いつの間に仕込まれたのだろう。流石、“奇術師”と呼ばれるだけある。
「俺だったら服装で悩む前に、いきなり花束を贈ったりして引かれないかで悩みます」
日本人男性は他の国の男と比べると消極的だという話はよく聞くが、桜庭は違うらしい。まあ、まともに日本で暮らしていたのなんて十代前半までだとか言っていたし。あとは本人の性格もあるのだろう。
「うーん…じゃあスーツはやめよう」
「そのままの服装で大丈夫だと思いますよ。一応ボタンダウンですし、カジュアルでも清潔感はあります。手袋は黒よりも白い方が無難だと思いますけど」
どうして俺は勧誘兼監視対象に服装のアドバイスをしているのだろうか。
「そう?ならこのままにするよ。そうそう、君、誰かにつけられてるけど撒かなくていいの?」
遠く離れた距離の中、二人の間には数えきれないくらい障害物があった。それでも桜庭がこちらを振り返り見て、口角をあげる様子が目に見えるようだった。
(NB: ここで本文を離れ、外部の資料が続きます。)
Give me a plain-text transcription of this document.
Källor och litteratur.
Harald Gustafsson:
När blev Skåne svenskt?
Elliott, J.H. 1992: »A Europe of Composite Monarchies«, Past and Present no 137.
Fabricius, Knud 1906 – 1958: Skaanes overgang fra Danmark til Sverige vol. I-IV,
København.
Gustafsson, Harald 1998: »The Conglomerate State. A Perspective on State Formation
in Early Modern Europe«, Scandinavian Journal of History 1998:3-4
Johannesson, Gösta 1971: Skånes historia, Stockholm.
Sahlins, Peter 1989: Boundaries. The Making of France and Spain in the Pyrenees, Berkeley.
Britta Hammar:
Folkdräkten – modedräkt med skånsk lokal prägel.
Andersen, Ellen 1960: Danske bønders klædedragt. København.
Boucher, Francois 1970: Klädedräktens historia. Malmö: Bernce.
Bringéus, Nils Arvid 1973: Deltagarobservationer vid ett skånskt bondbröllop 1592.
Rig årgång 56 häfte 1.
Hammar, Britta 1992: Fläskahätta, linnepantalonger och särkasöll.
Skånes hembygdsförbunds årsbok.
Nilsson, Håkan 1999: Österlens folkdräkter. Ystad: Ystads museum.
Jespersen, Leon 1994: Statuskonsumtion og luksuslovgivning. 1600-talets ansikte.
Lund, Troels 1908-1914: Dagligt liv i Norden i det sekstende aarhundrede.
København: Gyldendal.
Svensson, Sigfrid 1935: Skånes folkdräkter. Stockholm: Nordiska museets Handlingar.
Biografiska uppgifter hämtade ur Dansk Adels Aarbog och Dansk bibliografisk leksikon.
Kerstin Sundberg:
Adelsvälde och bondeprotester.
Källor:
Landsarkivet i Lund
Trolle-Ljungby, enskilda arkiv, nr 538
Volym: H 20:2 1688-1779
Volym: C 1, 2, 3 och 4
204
桜庭は、軟骨に開けたピアスから聞こえる舌打ちに、アレックスの想像した通りの顔をした。
「大丈夫そうだね」
ああ見えてもギャングの幹部だ。賞金稼ぎくらい軽くあしらえる。舌打ちする余裕があるのなら、目立たずに対処できるだろう。
桜庭はそう考えると、彼女がいる教会へ向かった。